Untuk menuju kepada Allah SWT, maka manhaj (metode) yang digunakan haruslah menhaj rabbāni yang murni bersumber dari Allah SWT yang dirisalahkan kepada Rasul-Nya yang terakhir: Nabi Muhammad saw. Murni yang dimaksud di sini adalah ajaran Islam selamat dari penyimpangan dan percampuradukan dengan spekulasi-spekulasi pemikiran manusia, yakni murni sumbernya, murni aqidahnya dan murni syari’atnya. Allah SWT telah menjamin kemurnian sumber ajaran-Nya:
إِنَّا نَحْنُ نَزَّلْنَا الذِّكْرَ وَإِنَّا لَهُ لَحَافِظُونَ
“Sesungguhnya Kami-lah yang menurunkan Al-Quran, dan Sesungguhnya Kami benar-benar memeliharanya” (Q.S. Al-Hijr/15: 9).
Hanya Al-Qur’an satu-satunya Kitab Suci dari Allah SWT yang masih terpelihara dari perbuatan akibat ulah “jahil” manusia.
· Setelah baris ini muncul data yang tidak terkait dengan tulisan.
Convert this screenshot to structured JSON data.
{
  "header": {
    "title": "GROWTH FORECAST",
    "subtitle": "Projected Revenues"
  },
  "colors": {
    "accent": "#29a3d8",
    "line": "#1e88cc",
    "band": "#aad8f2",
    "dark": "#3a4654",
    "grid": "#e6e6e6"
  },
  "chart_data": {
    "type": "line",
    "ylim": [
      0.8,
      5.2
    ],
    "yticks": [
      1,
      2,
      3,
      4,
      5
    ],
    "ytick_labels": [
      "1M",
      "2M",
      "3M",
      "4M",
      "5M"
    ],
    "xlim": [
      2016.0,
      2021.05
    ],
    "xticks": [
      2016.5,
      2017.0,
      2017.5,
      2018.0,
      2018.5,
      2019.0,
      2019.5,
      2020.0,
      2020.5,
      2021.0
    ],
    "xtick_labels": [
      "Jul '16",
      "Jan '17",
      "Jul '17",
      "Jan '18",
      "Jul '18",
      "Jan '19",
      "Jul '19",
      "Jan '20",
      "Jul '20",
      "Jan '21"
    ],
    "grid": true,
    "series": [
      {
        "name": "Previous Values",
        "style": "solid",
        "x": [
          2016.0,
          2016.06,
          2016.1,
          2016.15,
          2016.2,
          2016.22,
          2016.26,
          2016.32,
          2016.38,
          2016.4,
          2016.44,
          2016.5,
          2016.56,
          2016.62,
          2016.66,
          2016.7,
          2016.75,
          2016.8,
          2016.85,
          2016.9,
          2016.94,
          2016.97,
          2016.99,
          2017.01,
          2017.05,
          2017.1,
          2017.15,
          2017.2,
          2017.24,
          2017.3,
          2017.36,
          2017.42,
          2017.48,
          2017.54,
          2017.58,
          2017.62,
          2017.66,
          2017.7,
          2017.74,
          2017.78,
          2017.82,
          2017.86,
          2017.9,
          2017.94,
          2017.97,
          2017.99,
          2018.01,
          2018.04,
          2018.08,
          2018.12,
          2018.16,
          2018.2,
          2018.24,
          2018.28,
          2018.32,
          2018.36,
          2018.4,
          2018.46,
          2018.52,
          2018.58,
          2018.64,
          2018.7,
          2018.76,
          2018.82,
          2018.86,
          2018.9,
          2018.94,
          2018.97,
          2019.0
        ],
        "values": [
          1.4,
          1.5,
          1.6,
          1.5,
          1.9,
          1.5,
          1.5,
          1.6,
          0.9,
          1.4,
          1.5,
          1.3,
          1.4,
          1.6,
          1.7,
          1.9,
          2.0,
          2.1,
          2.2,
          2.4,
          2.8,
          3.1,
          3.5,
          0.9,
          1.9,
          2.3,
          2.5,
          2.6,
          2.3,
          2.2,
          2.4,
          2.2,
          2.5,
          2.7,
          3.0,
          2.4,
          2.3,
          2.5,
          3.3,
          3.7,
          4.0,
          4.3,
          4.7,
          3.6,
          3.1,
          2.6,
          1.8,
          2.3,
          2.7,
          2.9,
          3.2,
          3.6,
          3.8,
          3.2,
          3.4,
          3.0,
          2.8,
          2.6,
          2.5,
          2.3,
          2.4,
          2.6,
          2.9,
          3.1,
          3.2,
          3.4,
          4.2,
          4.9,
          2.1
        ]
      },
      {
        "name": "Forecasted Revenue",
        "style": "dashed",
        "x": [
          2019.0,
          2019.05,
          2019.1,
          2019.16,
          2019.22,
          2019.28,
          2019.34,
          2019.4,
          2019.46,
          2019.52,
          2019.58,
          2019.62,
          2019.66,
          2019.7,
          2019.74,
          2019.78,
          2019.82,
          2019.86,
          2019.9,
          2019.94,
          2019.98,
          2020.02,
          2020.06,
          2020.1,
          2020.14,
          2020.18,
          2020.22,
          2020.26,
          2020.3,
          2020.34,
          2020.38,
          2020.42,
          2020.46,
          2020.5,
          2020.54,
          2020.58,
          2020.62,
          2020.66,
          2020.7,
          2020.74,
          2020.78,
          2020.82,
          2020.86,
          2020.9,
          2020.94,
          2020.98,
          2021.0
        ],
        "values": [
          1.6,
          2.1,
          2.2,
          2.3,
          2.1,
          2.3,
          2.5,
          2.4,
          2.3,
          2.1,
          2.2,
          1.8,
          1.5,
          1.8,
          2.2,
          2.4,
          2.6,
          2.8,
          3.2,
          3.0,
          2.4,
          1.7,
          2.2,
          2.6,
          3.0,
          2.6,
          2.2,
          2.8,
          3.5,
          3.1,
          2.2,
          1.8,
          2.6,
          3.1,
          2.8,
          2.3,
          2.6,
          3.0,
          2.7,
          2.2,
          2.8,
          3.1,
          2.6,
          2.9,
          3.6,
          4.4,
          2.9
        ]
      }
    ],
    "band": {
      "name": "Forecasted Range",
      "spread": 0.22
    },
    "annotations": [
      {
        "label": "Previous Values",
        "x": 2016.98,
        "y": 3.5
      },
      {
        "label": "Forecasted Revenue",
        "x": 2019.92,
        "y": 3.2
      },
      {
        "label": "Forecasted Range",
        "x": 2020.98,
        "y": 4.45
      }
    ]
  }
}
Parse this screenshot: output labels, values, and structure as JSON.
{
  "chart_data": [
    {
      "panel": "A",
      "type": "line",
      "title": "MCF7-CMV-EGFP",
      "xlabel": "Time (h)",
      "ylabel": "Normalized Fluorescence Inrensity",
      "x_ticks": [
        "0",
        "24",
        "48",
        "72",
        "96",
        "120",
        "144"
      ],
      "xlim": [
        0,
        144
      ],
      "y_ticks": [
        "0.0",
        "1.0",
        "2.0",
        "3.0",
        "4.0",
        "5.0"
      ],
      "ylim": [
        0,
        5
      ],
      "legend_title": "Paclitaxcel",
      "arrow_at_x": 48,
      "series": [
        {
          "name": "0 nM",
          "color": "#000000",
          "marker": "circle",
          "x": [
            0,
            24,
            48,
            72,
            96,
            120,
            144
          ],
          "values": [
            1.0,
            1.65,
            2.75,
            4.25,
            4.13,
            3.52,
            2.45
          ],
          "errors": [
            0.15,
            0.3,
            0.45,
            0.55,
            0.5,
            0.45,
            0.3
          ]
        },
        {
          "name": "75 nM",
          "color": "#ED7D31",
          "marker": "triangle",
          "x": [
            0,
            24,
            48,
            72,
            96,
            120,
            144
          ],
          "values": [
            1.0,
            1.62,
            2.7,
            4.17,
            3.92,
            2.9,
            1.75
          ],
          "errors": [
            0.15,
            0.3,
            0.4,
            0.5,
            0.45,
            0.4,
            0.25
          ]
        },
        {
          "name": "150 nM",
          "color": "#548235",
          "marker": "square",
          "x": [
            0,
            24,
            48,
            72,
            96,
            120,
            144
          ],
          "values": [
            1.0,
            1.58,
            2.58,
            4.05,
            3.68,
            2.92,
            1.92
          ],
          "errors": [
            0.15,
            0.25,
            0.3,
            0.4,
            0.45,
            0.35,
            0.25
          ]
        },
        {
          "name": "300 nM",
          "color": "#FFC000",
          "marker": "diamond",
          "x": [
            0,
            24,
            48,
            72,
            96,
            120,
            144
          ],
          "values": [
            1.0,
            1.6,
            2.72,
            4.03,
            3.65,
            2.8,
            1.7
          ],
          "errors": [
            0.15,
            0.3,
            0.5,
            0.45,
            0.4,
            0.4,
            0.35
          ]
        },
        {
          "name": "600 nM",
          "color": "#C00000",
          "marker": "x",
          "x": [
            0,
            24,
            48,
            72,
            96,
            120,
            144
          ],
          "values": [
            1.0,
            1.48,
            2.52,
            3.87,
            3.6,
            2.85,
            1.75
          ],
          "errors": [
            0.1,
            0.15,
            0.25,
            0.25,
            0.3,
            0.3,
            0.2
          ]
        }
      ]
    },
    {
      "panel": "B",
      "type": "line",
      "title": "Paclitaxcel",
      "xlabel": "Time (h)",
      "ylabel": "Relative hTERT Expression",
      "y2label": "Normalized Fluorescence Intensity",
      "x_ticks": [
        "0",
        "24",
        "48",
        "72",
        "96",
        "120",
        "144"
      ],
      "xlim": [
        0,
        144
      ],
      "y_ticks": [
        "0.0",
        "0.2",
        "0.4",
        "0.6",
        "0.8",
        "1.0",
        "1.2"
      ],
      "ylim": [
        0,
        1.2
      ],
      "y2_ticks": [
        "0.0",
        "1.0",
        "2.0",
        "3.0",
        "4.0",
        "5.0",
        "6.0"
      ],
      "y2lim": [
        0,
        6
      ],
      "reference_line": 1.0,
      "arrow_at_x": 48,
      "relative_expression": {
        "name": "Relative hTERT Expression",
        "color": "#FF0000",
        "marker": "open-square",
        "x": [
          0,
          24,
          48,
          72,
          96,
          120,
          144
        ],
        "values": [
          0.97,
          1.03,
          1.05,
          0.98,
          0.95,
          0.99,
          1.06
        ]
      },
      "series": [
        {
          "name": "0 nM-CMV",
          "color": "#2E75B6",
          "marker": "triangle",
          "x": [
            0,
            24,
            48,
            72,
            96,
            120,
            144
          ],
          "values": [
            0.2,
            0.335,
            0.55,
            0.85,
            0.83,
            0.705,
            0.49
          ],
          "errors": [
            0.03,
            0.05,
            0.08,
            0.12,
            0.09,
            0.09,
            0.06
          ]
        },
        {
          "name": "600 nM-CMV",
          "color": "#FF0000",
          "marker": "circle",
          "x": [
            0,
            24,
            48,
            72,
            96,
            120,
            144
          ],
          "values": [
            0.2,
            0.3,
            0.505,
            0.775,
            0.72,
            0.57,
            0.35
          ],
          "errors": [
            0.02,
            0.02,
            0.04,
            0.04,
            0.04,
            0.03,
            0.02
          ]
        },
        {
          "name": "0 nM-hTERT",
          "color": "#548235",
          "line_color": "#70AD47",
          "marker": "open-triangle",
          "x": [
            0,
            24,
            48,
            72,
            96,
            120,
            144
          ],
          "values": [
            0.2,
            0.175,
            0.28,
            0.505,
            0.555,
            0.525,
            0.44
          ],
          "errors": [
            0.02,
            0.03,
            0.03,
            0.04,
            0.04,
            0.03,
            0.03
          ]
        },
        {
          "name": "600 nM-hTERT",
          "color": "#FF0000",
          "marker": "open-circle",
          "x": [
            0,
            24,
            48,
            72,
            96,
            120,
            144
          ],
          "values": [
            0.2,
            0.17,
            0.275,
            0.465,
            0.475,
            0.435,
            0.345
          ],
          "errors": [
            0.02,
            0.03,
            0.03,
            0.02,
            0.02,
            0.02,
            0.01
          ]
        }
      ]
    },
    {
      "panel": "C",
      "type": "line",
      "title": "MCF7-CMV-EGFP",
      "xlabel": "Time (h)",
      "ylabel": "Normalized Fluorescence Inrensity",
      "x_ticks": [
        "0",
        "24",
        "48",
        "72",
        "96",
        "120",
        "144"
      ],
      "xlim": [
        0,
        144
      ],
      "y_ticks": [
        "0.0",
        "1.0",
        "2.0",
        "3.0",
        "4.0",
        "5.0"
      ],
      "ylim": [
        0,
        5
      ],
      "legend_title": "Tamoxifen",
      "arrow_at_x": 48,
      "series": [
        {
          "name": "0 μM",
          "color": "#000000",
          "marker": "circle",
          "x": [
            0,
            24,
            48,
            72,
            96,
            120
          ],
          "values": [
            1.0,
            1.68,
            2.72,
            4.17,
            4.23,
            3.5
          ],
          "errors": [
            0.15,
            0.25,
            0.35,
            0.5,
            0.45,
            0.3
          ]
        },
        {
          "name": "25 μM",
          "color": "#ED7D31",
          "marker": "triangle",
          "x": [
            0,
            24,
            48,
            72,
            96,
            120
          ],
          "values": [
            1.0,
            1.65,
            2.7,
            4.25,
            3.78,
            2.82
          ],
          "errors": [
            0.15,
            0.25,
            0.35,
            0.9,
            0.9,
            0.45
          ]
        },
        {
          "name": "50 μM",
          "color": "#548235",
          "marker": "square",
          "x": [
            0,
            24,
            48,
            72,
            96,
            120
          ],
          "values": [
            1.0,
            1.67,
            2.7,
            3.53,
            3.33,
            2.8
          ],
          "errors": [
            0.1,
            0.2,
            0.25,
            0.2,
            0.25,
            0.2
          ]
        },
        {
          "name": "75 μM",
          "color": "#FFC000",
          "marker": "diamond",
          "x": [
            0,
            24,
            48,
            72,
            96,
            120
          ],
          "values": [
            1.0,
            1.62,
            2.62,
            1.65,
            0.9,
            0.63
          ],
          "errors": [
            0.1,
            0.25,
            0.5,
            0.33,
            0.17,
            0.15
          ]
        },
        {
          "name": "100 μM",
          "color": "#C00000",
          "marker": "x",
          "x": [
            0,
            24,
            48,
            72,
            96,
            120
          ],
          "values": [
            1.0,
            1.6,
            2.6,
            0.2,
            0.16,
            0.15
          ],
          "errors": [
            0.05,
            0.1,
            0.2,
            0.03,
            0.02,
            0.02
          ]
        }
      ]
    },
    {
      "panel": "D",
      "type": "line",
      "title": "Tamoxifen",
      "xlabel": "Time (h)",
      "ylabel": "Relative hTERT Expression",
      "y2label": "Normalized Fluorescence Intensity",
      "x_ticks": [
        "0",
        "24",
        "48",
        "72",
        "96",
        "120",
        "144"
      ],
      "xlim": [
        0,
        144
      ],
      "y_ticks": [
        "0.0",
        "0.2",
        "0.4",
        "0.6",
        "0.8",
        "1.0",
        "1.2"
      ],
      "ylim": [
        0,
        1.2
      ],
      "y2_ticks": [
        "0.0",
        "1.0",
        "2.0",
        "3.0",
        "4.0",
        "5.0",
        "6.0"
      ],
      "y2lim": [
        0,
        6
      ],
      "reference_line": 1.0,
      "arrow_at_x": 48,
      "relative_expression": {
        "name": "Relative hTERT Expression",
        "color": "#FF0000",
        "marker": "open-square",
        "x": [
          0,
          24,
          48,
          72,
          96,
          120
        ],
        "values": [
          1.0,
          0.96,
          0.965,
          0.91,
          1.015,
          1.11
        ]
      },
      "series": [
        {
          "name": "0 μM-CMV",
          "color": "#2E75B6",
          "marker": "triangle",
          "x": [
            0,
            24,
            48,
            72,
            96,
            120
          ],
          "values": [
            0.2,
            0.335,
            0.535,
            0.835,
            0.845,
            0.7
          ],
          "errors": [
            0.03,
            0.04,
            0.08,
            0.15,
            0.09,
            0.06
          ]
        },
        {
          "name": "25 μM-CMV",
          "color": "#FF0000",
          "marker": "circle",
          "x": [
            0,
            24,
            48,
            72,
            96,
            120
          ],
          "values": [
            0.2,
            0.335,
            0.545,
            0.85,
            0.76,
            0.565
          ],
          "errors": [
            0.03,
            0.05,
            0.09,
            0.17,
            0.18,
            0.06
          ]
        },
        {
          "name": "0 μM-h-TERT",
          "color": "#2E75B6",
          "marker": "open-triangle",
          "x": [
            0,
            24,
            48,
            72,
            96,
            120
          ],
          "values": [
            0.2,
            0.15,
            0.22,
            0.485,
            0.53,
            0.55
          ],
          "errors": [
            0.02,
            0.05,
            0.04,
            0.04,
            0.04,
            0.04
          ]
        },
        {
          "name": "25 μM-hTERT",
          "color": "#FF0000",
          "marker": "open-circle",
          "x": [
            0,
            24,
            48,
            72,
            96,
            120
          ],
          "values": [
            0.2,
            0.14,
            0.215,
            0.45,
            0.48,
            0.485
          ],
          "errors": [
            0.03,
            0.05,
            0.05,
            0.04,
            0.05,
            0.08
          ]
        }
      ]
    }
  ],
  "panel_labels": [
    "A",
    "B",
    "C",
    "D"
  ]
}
Kesucian Al-Qur’an dapat terjaga karena memang ada jaminan penjagaan dari Allah SWT. Siapapun -termasuk Nabi seklipun- tidak memiliki wewenang dan kemampuan membuat Al-Qur’an. Allah SWT mengancam Nabi jika berani memalsukan Al-Qur’an. Allah SWT berfirman: “Ia adalah wahyu yang diturunkan dari Tuhan semesta alam. Seandainya Dia (Muhammad) Mengadakan sebagian Perkataan atas (nama) Kami, niscaya benar-benar Kami pegang Dia pada tangan kanannya. Kemudian benar-benar Kami potong urat tali jantungnya” (Q.S. Al-Haaqqah/68: 43-46)
 
2. Islam adalah ajaran Insaniyyah
Jika kita merenungkan aya-ayat yang terdapat dalam Al-Qur’an, memikirkan tema-temanya dan fokus perhatiannya, maka kita akan berkesimpulan bahwa Al-Qur’an itu diturunkan sebagai pedoman hidup untuk manusia. Itulah sebabnya penyebutan manusia di dalam Al-Qur’an disebut berulang kali dengan berbagai istilah seperti: al-Insān sebnyak 63 kali, al-Nās sebanyak 240 kali, Bani Adam sebanyak 6 kali, dan basyar sebanyak 25 kali. Dalam ayat Al-Qur’an yang pertama kali turun saja (Q.S. Al-Alaq: 1-5) kata al-insān di sebut 2 kali.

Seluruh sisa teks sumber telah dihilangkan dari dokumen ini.